Le problème est assez simple. Ces dernières années, des hommes politiques et d’autres individus ont abusé de la loi à leurs propres fins, compromettant la liberté d’expression et causant des problèmes à leurs opposants et aux citoyens ordinaires. Le consensus semblait être que c'était une bonne idée de modifier la loi pour combler toutes sortes de lacunes et ainsi protéger les droits démocratiques et humains des citoyens thaïlandais. La manière exacte dont cette loi devrait être modifiée devrait être déterminée par les avocats.

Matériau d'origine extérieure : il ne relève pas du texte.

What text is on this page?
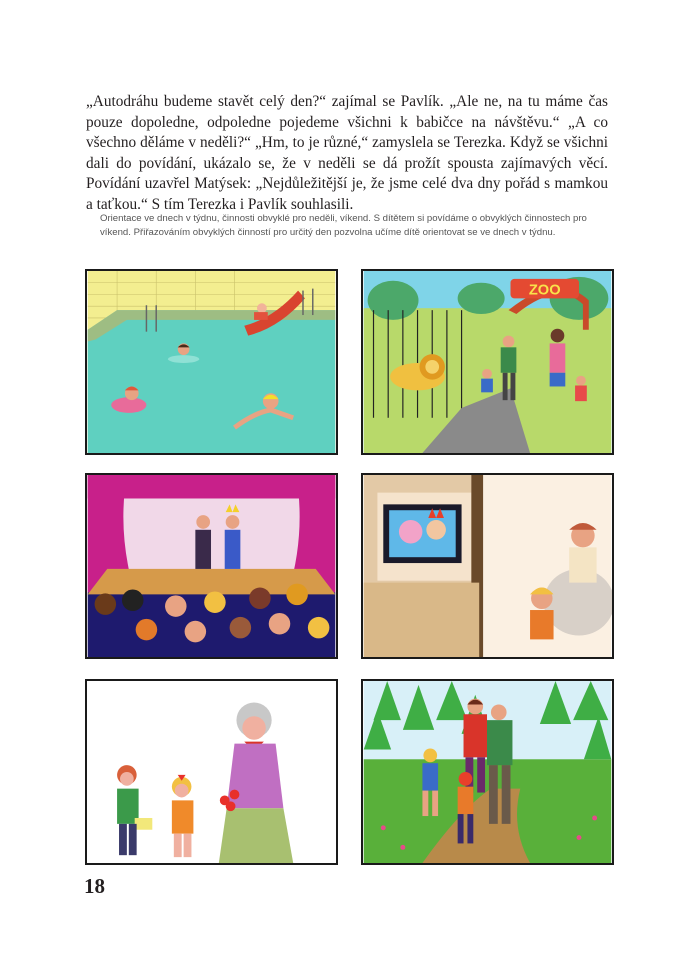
„Autodráhu budeme stavět celý den?“ zajímal se Pavlík. „Ale ne, na tu máme čas pouze dopoledne, odpoledne pojedeme všichni k babičce na návštěvu.“ „A co všechno děláme v neděli?“ „Hm, to je různé,“ zamyslela se Terezka. Když se všichni dali do povídání, ukázalo se, že v neděli se dá prožít spousta zajímavých věcí. Povídání uzavřel Matýsek: „Nejdůležitější je, že jsme celé dva dny pořád s mamkou a taťkou.“ S tím Terezka i Pavlík souhlasili.
Orientace ve dnech v týdnu, činnosti obvyklé pro neděli, víkend. S dítětem si povídáme o obvyklých činnostech pro víkend. Přiřazováním obvyklých činností pro určitý den pozvolna učíme dítě orientovat se ve dnech v týdnu.
ZOO
18
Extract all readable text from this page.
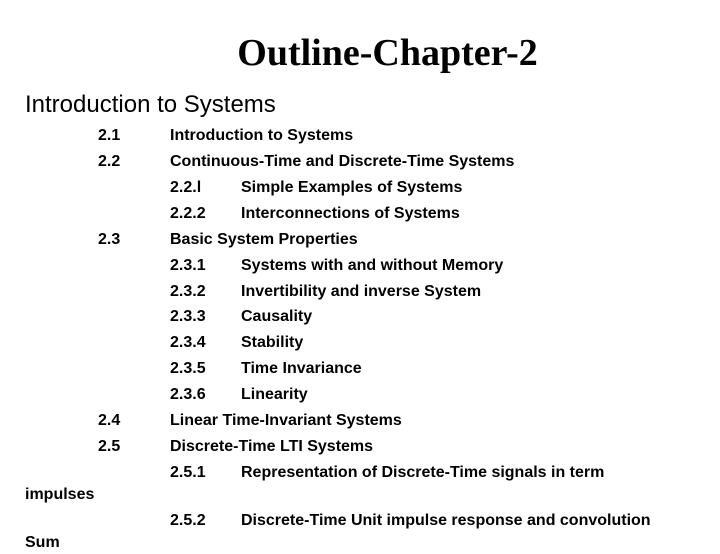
Outline-Chapter-2
Introduction to Systems
2.1	Introduction to Systems
2.2	Continuous-Time and Discrete-Time Systems
2.2.l Simple Examples of Systems
2.2.2 Interconnections of Systems
2.3	Basic System Properties
2.3.1 Systems with and without Memory
2.3.2 Invertibility and inverse System
2.3.3 Causality
2.3.4 Stability
2.3.5 Time Invariance
2.3.6 Linearity
2.4	Linear Time-Invariant Systems
2.5	Discrete-Time LTI Systems
2.5.1 Representation of Discrete-Time signals in term
impulses
2.5.2 Discrete-Time Unit impulse response and convolution
Sum
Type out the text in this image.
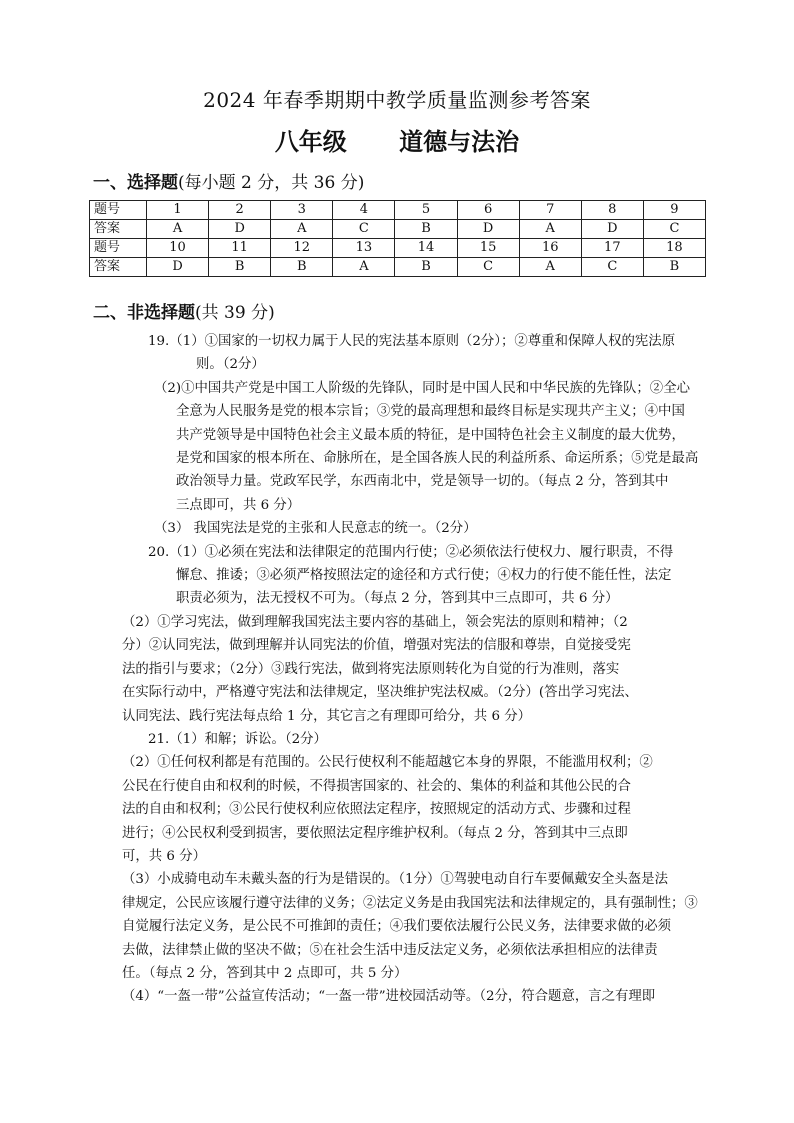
2024 年春季期期中教学质量监测参考答案
八年级 道德与法治
一、选择题(每小题 2 分，共 36 分)
题号	1	2	3	4	5	6	7	8	9
答案	A	D	A	C	B	D	A	D	C
题号	10	11	12	13	14	15	16	17	18
答案	D	B	B	A	B	C	A	C	B
二、非选择题(共 39 分)
19.（1）①国家的一切权力属于人民的宪法基本原则（2分）；②尊重和保障人权的宪法原
则。（2分）
（2)①中国共产党是中国工人阶级的先锋队，同时是中国人民和中华民族的先锋队；②全心
全意为人民服务是党的根本宗旨；③党的最高理想和最终目标是实现共产主义；④中国
共产党领导是中国特色社会主义最本质的特征，是中国特色社会主义制度的最大优势，
是党和国家的根本所在、命脉所在，是全国各族人民的利益所系、命运所系；⑤党是最高
政治领导力量。党政军民学，东西南北中，党是领导一切的。（每点 2 分，答到其中
三点即可，共 6 分）
（3） 我国宪法是党的主张和人民意志的统一。（2分）
20.（1）①必须在宪法和法律限定的范围内行使；②必须依法行使权力、履行职责，不得
懈怠、推诿；③必须严格按照法定的途径和方式行使；④权力的行使不能任性，法定
职责必须为，法无授权不可为。（每点 2 分，答到其中三点即可，共 6 分）
（2）①学习宪法，做到理解我国宪法主要内容的基础上，领会宪法的原则和精神；（2
分）②认同宪法，做到理解并认同宪法的价值，增强对宪法的信服和尊崇，自觉接受宪
法的指引与要求；（2分）③践行宪法，做到将宪法原则转化为自觉的行为准则，落实
在实际行动中，严格遵守宪法和法律规定，坚决维护宪法权威。（2分）(答出学习宪法、
认同宪法、践行宪法每点给 1 分，其它言之有理即可给分，共 6 分）
21.（1）和解；诉讼。（2分）
（2）①任何权利都是有范围的。公民行使权利不能超越它本身的界限，不能滥用权利；②
公民在行使自由和权利的时候，不得损害国家的、社会的、集体的利益和其他公民的合
法的自由和权利；③公民行使权利应依照法定程序，按照规定的活动方式、步骤和过程
进行；④公民权利受到损害，要依照法定程序维护权利。（每点 2 分，答到其中三点即
可，共 6 分）
（3）小成骑电动车未戴头盔的行为是错误的。（1分）①驾驶电动自行车要佩戴安全头盔是法
律规定，公民应该履行遵守法律的义务；②法定义务是由我国宪法和法律规定的，具有强制性；③
自觉履行法定义务，是公民不可推卸的责任；④我们要依法履行公民义务，法律要求做的必须
去做，法律禁止做的坚决不做；⑤在社会生活中违反法定义务，必须依法承担相应的法律责
任。（每点 2 分，答到其中 2 点即可，共 5 分）
（4）“一盔一带”公益宣传活动；“一盔一带”进校园活动等。（2分，符合题意，言之有理即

Mais soudain, le groupe Nitirat est devenu un groupe méprisé et calomnié. Leur soutien a diminué, le nombre croissant d’opposants crie au meurtre sanglant. Les Chemises rouges ont déjà officiellement pris leurs distances, tout comme la plupart des partis politiques, l’armée, la police, de nombreux universitaires, dirigeants sociaux et le public en général. Le Law Alumni Club de l’Université Thammasat s’est également joint aux opposants.

Même l’Université Thammasat elle-même est contre le groupe Nitirat, tout comme les professeurs de l’École de journalisme, qui valorise la liberté d’expression. « Il y a de la liberté dans chaque centimètre carré de Thammasat », du moins c'est ce qu'on dit souvent. Le directeur Somkit Lertpaitkorn a récemment prononcé ces mots concernant la décision de l'école de nommer Abhinya « Joss Stick », 19 ans.

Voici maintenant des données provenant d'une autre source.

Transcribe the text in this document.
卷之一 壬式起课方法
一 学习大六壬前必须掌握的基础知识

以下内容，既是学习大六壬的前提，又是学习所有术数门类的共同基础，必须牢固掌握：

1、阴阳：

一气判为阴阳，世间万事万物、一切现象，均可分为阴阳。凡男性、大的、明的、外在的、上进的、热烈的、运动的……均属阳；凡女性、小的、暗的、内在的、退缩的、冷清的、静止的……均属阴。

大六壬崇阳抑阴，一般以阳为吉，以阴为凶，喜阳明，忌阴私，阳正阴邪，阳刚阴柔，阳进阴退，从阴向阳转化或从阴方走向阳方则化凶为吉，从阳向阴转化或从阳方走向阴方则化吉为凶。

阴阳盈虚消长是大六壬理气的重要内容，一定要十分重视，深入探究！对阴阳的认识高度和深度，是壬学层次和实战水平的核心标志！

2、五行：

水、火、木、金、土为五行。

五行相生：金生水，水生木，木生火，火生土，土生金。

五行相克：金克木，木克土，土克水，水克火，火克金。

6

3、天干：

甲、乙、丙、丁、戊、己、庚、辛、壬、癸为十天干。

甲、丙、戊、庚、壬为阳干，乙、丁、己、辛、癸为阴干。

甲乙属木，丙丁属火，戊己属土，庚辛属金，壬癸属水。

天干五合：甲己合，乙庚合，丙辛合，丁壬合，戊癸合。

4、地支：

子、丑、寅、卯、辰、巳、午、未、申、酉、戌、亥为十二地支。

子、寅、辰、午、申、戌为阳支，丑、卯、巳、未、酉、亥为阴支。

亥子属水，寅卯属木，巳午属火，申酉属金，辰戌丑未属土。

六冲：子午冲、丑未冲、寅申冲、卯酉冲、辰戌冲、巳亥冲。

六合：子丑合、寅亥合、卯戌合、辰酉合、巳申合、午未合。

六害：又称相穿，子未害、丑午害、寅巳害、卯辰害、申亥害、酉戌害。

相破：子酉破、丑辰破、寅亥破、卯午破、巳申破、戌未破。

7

d'admettre Sawatvarakorn, qui a été accusé de lèse-majesté.

Mais lorsque M. Somkit a décidé d'interdire les activités du groupe Nitirat sur le campus universitaire, nous savions que quelque chose de grave se passait. Quand cette université, qui a défendu la démocratie en 1973 et 1976, pratique l'autocensure, on sait que le sujet fait trop débat. Le raisonnement de M. Somkit est que la question est si sensible et si polarisante qu'elle pourrait imploser. Il ne veut pas que le chaos et l’effusion de sang se produisent sur son campus.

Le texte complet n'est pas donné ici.